E' un insegnamento sconosciuto ai più, nel mondo d'oggi e sarebbe un bene per la società che invece lo si tenesse a mente!
delizioso.
chissa' come sarebbe il mondo, se gli uomini sapessero comportarsi cosi'.
ho "visto" tutto, mentre leggevo il racconto. i corvi schiantati nella neve. i cinghiali menefreghisti....
grazie adriano
''Hai ragione anche tu; a volte la fortuna ci volta le spalle ma a volte
la colpa non è sempre sua ma della nostra incapacità e anche stupidità.''
Parole che condivido in pieno, grazie Maestro.
Un bacio e Buon Natale
Erminia
questo sì che è un bel raccontino
per i coloratissimi personaggi e
il tema eterna scatola a sorpresa
bravo adriano buon natale
inge
L'ho letto tutto d'un fiato, che bella storia, sarebbe bello disegnarla e farne un libretto di Natale che ne dici?
Grazie Adriano
Silvia
Complimenti per questo Blog.
Ne approfitto per far tanti Auguri a te e famiglia.

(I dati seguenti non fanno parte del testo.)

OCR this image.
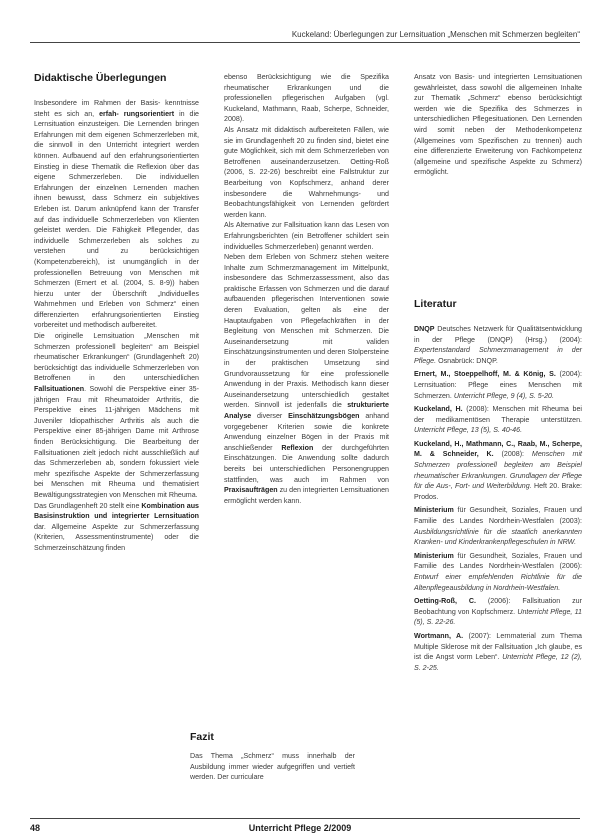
Kuckeland: Überlegungen zur Lernsituation „Menschen mit Schmerzen begleiten“
Didaktische Überlegungen

Insbesondere im Rahmen der Basis- kenntnisse steht es sich an, erfah- rungsorientiert in die Lernsituation einzusteigen. Die Lernenden bringen Erfahrungen mit dem eigenen Schmerzerleben mit, die sinnvoll in den Unterricht integriert werden können. Aufbauend auf den erfahrungsorientierten Einstieg in diese Thematik die Reflexion über das eigene Schmerzerleben. Die individuellen Erfahrungen der einzelnen Lernenden machen ihnen bewusst, dass Schmerz ein subjektives Erleben ist. Darum anknüpfend kann der Transfer auf das individuelle Schmerzerleben von Klienten geleistet werden. Die Fähigkeit Pflegender, das individuelle Schmerzerleben als solches zu verstehen und zu berücksichtigen (Kompetenzbereich), ist unumgänglich in der professionellen Betreuung von Menschen mit Schmerzen (Ernert et al. (2004, S. 8-9)) haben hierzu unter der Überschrift „Individuelles Wahrnehmen und Erleben von Schmerz“ einen differenzierten erfahrungsorientierten Einstieg vorbereitet und methodisch aufbereitet.

Die originelle Lernsituation „Menschen mit Schmerzen professionell begleiten“ am Beispiel rheumatischer Erkrankungen“ (Grundlagenheft 20) berücksichtigt das individuelle Schmerzerleben von Betroffenen in den unterschiedlichen Fallsituationen. Sowohl die Perspektive einer 35-jährigen Frau mit Rheumatoider Arthritis, die Perspektive eines 11-jährigen Mädchens mit Juveniler Idiopathischer Arthritis als auch die Perspektive einer 85-jährigen Dame mit Arthrose finden Berücksichtigung. Die Bearbeitung der Fallsituationen zielt jedoch nicht ausschließlich auf das Schmerzerleben ab, sondern fokussiert viele mehr spezifische Aspekte der Schmerzerfassung bei Menschen mit Rheuma und thematisiert Bewältigungsstrategien von Menschen mit Rheuma.

Das Grundlagenheft 20 stellt eine Kombination aus Basisinstruktion und integrierter Lernsituation dar. Allgemeine Aspekte zur Schmerzerfassung (Kriterien, Assessmentinstrumente) oder die Schmerzeinschätzung finden

ebenso Berücksichtigung wie die Spezifika rheumatischer Erkrankungen und die professionellen pflegerischen Aufgaben (vgl. Kuckeland, Mathmann, Raab, Scherpe, Schneider, 2008).

Als Ansatz mit didaktisch aufbereiteten Fällen, wie sie im Grundlagenheft 20 zu finden sind, bietet eine gute Möglichkeit, sich mit dem Schmerzerleben von Betroffenen auseinanderzusetzen. Oetting-Roß (2006, S. 22-26) beschreibt eine Fallstruktur zur Bearbeitung von Kopfschmerz, anhand derer insbesondere die Wahrnehmungs- und Beobachtungsfähigkeit von Lernenden gefördert werden kann.

Als Alternative zur Fallsituation kann das Lesen von Erfahrungsberichten (ein Betroffener schildert sein individuelles Schmerzerleben) genannt werden.

Neben dem Erleben von Schmerz stehen weitere Inhalte zum Schmerzmanagement im Mittelpunkt, insbesondere das Schmerzassessment, also das praktische Erfassen von Schmerzen und die darauf aufbauenden pflegerischen Interventionen sowie deren Evaluation, gelten als eine der Hauptaufgaben von Pflegefachkräften in der Begleitung von Menschen mit Schmerzen. Die Auseinandersetzung mit validen Einschätzungsinstrumenten und deren Stolpersteine in der praktischen Umsetzung sind Grundvoraussetzung für eine professionelle Anwendung in der Praxis. Methodisch kann dieser Auseinandersetzung unterschiedlich gestaltet werden. Sinnvoll ist jedenfalls die strukturierte Analyse diverser Einschätzungsbögen anhand vorgegebener Kriterien sowie die konkrete Anwendung einzelner Bögen in der Praxis mit anschließender Reflexion der durchgeführten Einschätzungen. Die Anwendung sollte dadurch bereits bei unterschiedlichen Personengruppen stattfinden, was auch im Rahmen von Praxisaufträgen zu den integrierten Lernsituationen ermöglicht werden kann.

Ansatz von Basis- und integrierten Lernsituationen gewährleistet, dass sowohl die allgemeinen Inhalte zur Thematik „Schmerz“ ebenso berücksichtigt werden wie die Spezifika des Schmerzes in unterschiedlichen Pflegesituationen. Den Lernenden wird somit neben der Methodenkompetenz (Allgemeines vom Spezifischen zu trennen) auch eine differenzierte Erweiterung von Fachkompetenz (allgemeine und spezifische Aspekte zu Schmerz) ermöglicht.

Literatur

DNQP Deutsches Netzwerk für Qualitätsentwicklung in der Pflege (DNQP) (Hrsg.) (2004): Expertenstandard Schmerzmanagement in der Pflege. Osnabrück: DNQP.

Ernert, M., Stoeppelhoff, M. & König, S. (2004): Lernsituation: Pflege eines Menschen mit Schmerzen. Unterricht Pflege, 9 (4), S. 5-20.

Kuckeland, H. (2008): Menschen mit Rheuma bei der medikamentösen Therapie unterstützen. Unterricht Pflege, 13 (5), S. 40-46.

Kuckeland, H., Mathmann, C., Raab, M., Scherpe, M. & Schneider, K. (2008): Menschen mit Schmerzen professionell begleiten am Beispiel rheumatischer Erkrankungen. Grundlagen der Pflege für die Aus-, Fort- und Weiterbildung. Heft 20. Brake: Prodos.

Ministerium für Gesundheit, Soziales, Frauen und Familie des Landes Nordrhein-Westfalen (2003): Ausbildungsrichtlinie für die staatlich anerkannten Kranken- und Kinderkrankenpflegeschulen in NRW.

Ministerium für Gesundheit, Soziales, Frauen und Familie des Landes Nordrhein-Westfalen (2006): Entwurf einer empfehlenden Richtlinie für die Altenpflegeausbildung in Nordrhein-Westfalen.

Oetting-Roß, C. (2006): Fallsituation zur Beobachtung von Kopfschmerz. Unterricht Pflege, 11 (5), S. 22-26.

Wortmann, A. (2007): Lernmaterial zum Thema Multiple Sklerose mit der Fallsituation „Ich glaube, es ist die Angst vorm Leben“. Unterricht Pflege, 12 (2), S. 2-25.

Fazit

Das Thema „Schmerz“ muss innerhalb der Ausbildung immer wieder aufgegriffen und vertieft werden. Der curriculare

48	Unterricht Pflege 2/2009
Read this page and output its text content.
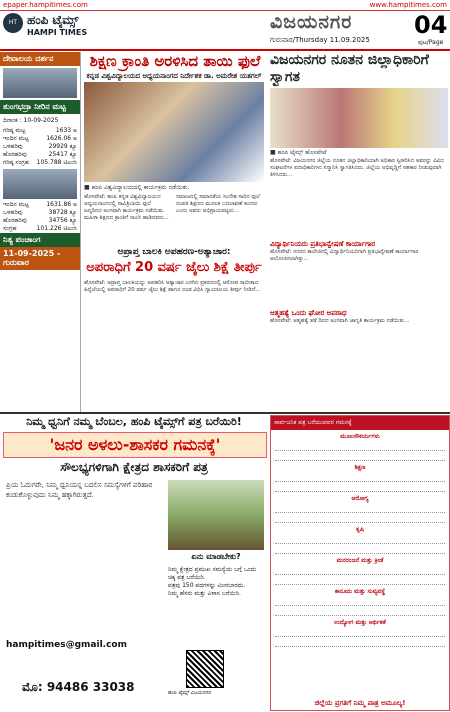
epaper.hampitimes.com	www.hampitimes.com
HT ಹಂಪಿ ಟೈಮ್ಸ್
HAMPI TIMES	ವಿಜಯನಗರ
ಗುರುವಾರ/Thursday 11.09.2025
04
ಪುಟ/Page
ದೇವಾಲಯ ದರ್ಶನ
ತುಂಗಭದ್ರಾ ನೀರಿನ ಮಟ್ಟ
ದಿನಾಂಕ : 10-09-2025
ಗರಿಷ್ಠ ಮಟ್ಟ	1633 ಅ
ಇಂದಿನ ಮಟ್ಟ	1626.06 ಅ
ಒಳಹರಿವು	29929 ಕ್ಯೂ
ಹೊರಹರಿವು	25417 ಕ್ಯೂ
ಗರಿಷ್ಠ ಸಂಗ್ರಹ 105.788 ಟಿಎಂಸಿ
ಇಂದಿನ ಮಟ್ಟ	1631.86 ಅ
ಒಳಹರಿವು	38728 ಕ್ಯೂ
ಹೊರಹರಿವು	34756 ಕ್ಯೂ
ಸಂಗ್ರಹ	101.226 ಟಿಎಂಸಿ
ನಿತ್ಯ ಪಂಚಾಂಗ
11-09-2025 - ಗುರುವಾರ
ಶಿಕ್ಷಣ ಕ್ರಾಂತಿ ಅರಳಿಸಿದ ತಾಯಿ ಫುಲೆ
ಕನ್ನಡ ವಿಶ್ವವಿದ್ಯಾಲಯದ ಅಧ್ಯಯನಾಂಗದ ನಿರ್ದೇಶಕ ಡಾ. ಅಮರೇಶ ಯತಗಲ್
■ ಹಂಪಿ ವಿಶ್ವವಿದ್ಯಾಲಯದಲ್ಲಿ ಕಾರ್ಯಕ್ರಮ ನಡೆಯಿತು.
ಹೊಸಪೇಟೆ: ಹಂಪಿ ಕನ್ನಡ ವಿಶ್ವವಿದ್ಯಾಲಯದ ಅಧ್ಯಯನಾಂಗದಲ್ಲಿ ಸಾವಿತ್ರಿಬಾಯಿ ಫುಲೆ ಜನ್ಮದಿನದ ಅಂಗವಾಗಿ ಕಾರ್ಯಕ್ರಮ ನಡೆಯಿತು. ಮಹಿಳಾ ಶಿಕ್ಷಣದ ಕ್ರಾಂತಿಗೆ ನಾಂದಿ ಹಾಡಿದವರು...
ಸಮಾಜದಲ್ಲಿ ಸಮಾನತೆಯ ಸಂದೇಶ ಸಾರಿದ ಫುಲೆ ದಂಪತಿ ಶಿಕ್ಷಣದ ಮೂಲಕ ಬದಲಾವಣೆ ತಂದರು ಎಂದು ಅವರು ಅಭಿಪ್ರಾಯಪಟ್ಟರು...
ವಿಜಯನಗರ ನೂತನ ಜಿಲ್ಲಾಧಿಕಾರಿಗೆ ಸ್ವಾಗತ
■ ಹಂಪಿ ಟೈಮ್ಸ್ ಹೊಸಪೇಟೆ
ಹೊಸಪೇಟೆ: ವಿಜಯನಗರ ಜಿಲ್ಲೆಯ ನೂತನ ಜಿಲ್ಲಾಧಿಕಾರಿಯಾಗಿ ಅಧಿಕಾರ ಸ್ವೀಕರಿಸಿದ ಅವರನ್ನು ವಿವಿಧ ಸಂಘಟನೆಗಳ ಪದಾಧಿಕಾರಿಗಳು ಸನ್ಮಾನಿಸಿ ಸ್ವಾಗತಿಸಿದರು. ಜಿಲ್ಲೆಯ ಅಭಿವೃದ್ಧಿಗೆ ಸಹಕಾರ ನೀಡುವುದಾಗಿ ತಿಳಿಸಿದರು...
ವಿದ್ಯಾರ್ಥಿನಿಯರು ಪ್ರತಿಭಾನ್ವೇಷಣೆ ಕಾರ್ಯಾಗಾರ
ಹೊಸಪೇಟೆ: ನಗರದ ಕಾಲೇಜಿನಲ್ಲಿ ವಿದ್ಯಾರ್ಥಿನಿಯರಿಗಾಗಿ ಪ್ರತಿಭಾನ್ವೇಷಣೆ ಕಾರ್ಯಾಗಾರ ಆಯೋಜಿಸಲಾಗಿತ್ತು...
ಆತ್ಮಹತ್ಯೆ ಒಂದು ಘೋರ ಅಪರಾಧ
ಹೊಸಪೇಟೆ: ಆತ್ಮಹತ್ಯೆ ತಡೆ ದಿನದ ಅಂಗವಾಗಿ ಜಾಗೃತಿ ಕಾರ್ಯಕ್ರಮ ನಡೆಯಿತು...
ಅಪ್ರಾಪ್ತ ಬಾಲಕಿ ಅಪಹರಣ-ಅತ್ಯಾಚಾರ:
ಅಪರಾಧಿಗೆ 20 ವರ್ಷ ಜೈಲು ಶಿಕ್ಷೆ ತೀರ್ಪು
ಹೊಸಪೇಟೆ: ಅಪ್ರಾಪ್ತ ಬಾಲಕಿಯನ್ನು ಅಪಹರಿಸಿ ಅತ್ಯಾಚಾರ ಎಸಗಿದ ಪ್ರಕರಣದಲ್ಲಿ ಆರೋಪ ಸಾಬೀತಾದ ಹಿನ್ನೆಲೆಯಲ್ಲಿ ಅಪರಾಧಿಗೆ 20 ವರ್ಷ ಜೈಲು ಶಿಕ್ಷೆ ಹಾಗೂ ದಂಡ ವಿಧಿಸಿ ನ್ಯಾಯಾಲಯ ತೀರ್ಪು ನೀಡಿದೆ...
ನಿಮ್ಮ ಧ್ವನಿಗೆ ನಮ್ಮ ಬೆಂಬಲ, ಹಂಪಿ ಟೈಮ್ಸ್‌ಗೆ ಪತ್ರ ಬರೆಯಿರಿ!
'ಜನರ ಅಳಲು-ಶಾಸಕರ ಗಮನಕ್ಕೆ'
ಸೌಲಭ್ಯಗಳಿಗಾಗಿ ಕ್ಷೇತ್ರದ ಶಾಸಕರಿಗೆ ಪತ್ರ
ಪ್ರಿಯ ಓದುಗರೇ, ನಿಮ್ಮ ಧ್ವನಿಯನ್ನ ಬದಲಿಸ ಸಮಸ್ಯೆಗಳಿಗೆ ಪರಿಹಾರ ಕಂಡುಕೊಳ್ಳುವುದು ನಿಮ್ಮ ಹಕ್ಕಾಗಿರುತ್ತದೆ.
ಏನು ಮಾಡಬೇಕು?
ನಿಮ್ಮ ಕ್ಷೇತ್ರದ ಪ್ರಮುಖ ಸಮಸ್ಯೆಯ ಬಗ್ಗೆ ಒಂದು ಚಿಕ್ಕ ಪತ್ರ ಬರೆಯಿರಿ.
ಪತ್ರವು 150 ಪದಗಳನ್ನು ಮೀರಬಾರದು.
ನಿಮ್ಮ ಹೆಸರು ಮತ್ತು ವಿಳಾಸ ಬರೆಯಿರಿ.
hampitimes@gmail.com
ಮೊ: 94486 33038	ಹಂಪಿ ಟೈಮ್ಸ್ ವಿಜಯನಗರ
ಸಾರ್ವಜನಿಕ ಪತ್ರ ಬರೆಯುವವರ ಗಮನಕ್ಕೆ
ಮೂಲಸೌಕರ್ಯಗಳು
ಶಿಕ್ಷಣ
ಆರೋಗ್ಯ
ಕೃಷಿ
ಮನರಂಜನೆ ಮತ್ತು ಕ್ರೀಡೆ
ಕಾನೂನು ಮತ್ತು ಸುವ್ಯವಸ್ಥೆ
ಉದ್ಯೋಗ ಮತ್ತು ಆರ್ಥಿಕತೆ
ಜಿಲ್ಲೆಯ ಪ್ರಗತಿಗೆ ನಿಮ್ಮ ಪಾತ್ರ ಅಮೂಲ್ಯ!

Ciao. Sono proprio un'impicciona!
Il racconto è proprio di quelli che piacciono a me: non bianco nè nero, ma grigio...come dicevo anche nel mio post.
Sono convinta che le disgrazie possono anche,a volte, nascondere delle grandi fortune e non sempre sono da esecrare: a volte accadono per sventare cose peggiori.
Un bacio Mozzaccia
Bellissimo racconto, pagherei chissà cosa per poter sentire tutte le sere raccontare queste favole, seduta vicino al caminetto.
In termini moderni direbbero che la sfi non sempre è cecata.